When you have a lake of data that contains the real IDs of people who watch porn, which sites they visit and when, you have painted a bull’s-eye on millions of people. How confident are you that this lake of data will be adequately protected?
Just look at the leaks of data we’ve seen in the last few years. Yahoo had every single user account comprehensively hacked – and Yahoo is a tech company.
Can we expect better from a government that thinks it doesn’t need to understand things to regulate their use?
In a word: No.
The UK government – like all organizations that routinely collect large amounts of data – is frighteningly cavalier with it, and like most governments in particular, not that competent.
Local data lakes will be held by newsagents – small, mom-and-pop corner stores, often owned by families who run their businesses on dilapidated, decade-old consumer desktops. Considering how trivially easy it is to just roll through the suburbs hacking people’s routers, the government doesn’t even need to screw this up: it can outsource that to small businesses.

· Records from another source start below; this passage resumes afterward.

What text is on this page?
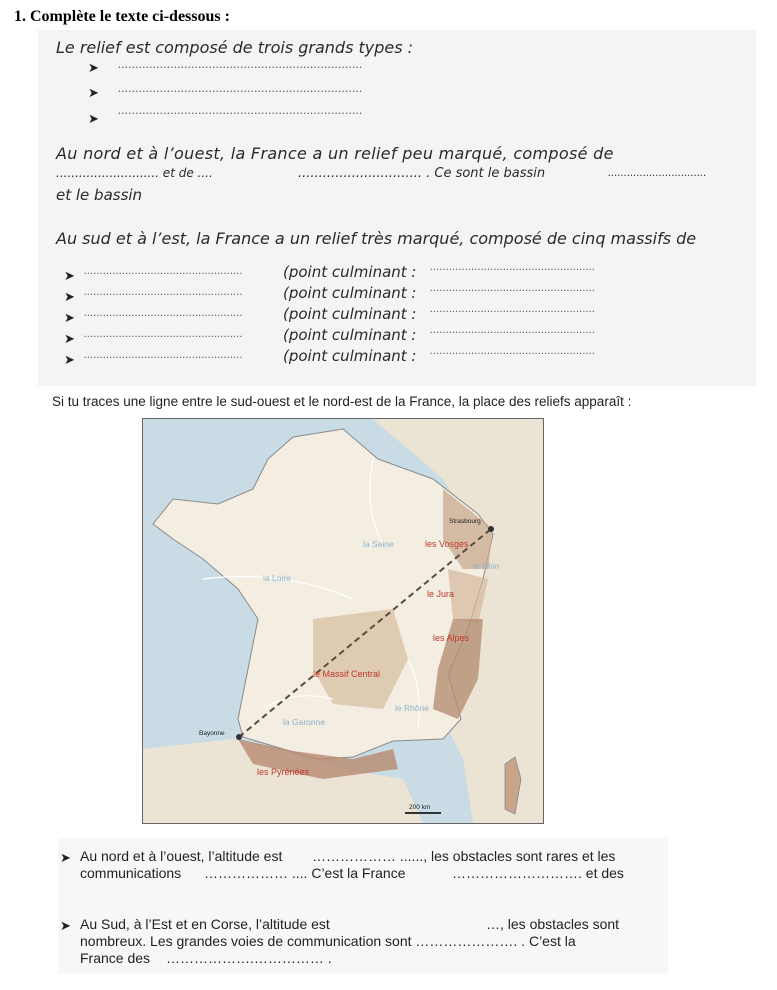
1. Complète le texte ci-dessous :
Le relief est composé de trois grands types :
➤ ......................................................................
➤ ......................................................................
➤
......................................................................
Au nord et à l’ouest, la France a un relief peu marqué, composé de
........................... et de ....	.............................. . Ce sont le bassin	...............................
et le bassin
Au sud et à l’est, la France a un relief très marqué, composé de cinq massifs de
➤ ..................................................	(point culminant : ....................................................
➤ ..................................................	(point culminant : ....................................................
➤ ..................................................	(point culminant : ....................................................
➤ ..................................................	(point culminant : ....................................................
➤ ..................................................	(point culminant : ....................................................
Si tu traces une ligne entre le sud-ouest et le nord-est de la France, la place des reliefs apparaît :
Strasbourg
Bayonne
les Vosges
le Jura
les Alpes
le Massif Central
les Pyrénées
la Seine
la Loire
le Rhin
la Garonne
le Rhône
200 km
➤ Au nord et à l’ouest, l’altitude est ……………… ......, les obstacles sont rares et les
communications ……………… .... C’est la France	………………………. et des
➤ Au Sud, à l’Est et en Corse, l’altitude est	…, les obstacles sont
nombreux. Les grandes voies de communication sont …………………. . C’est la
France des ……………….…………… .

So, the question isn’t ‘will it be lost?’ It will be. The question is, when it is, what will that look like? Well, we can imagine the effects on, say, gay people who aren’t out to their families. In some cases lives could be in danger.
And as blackmail fodder it’s priceless. All you’d have to do would be to hack local newsagents in upmarket areas, then scan for those names on LinkedIn, and you have one of the most powerful spearphishing attacks imaginable.
Lives will be lost, millions will be lost, and the government’s response will be to double down on futile, inoperable, dangerous regulations.
Can the ‘porn pass’ be circumvented? Yes
And all of this ignores the obvious: the way you tell where someone is located when they visit a website is by checking their IP address.
Gee, if there was a commonly available tool for disguising IP addresses, that would make this whole exercise futile, dontcha think?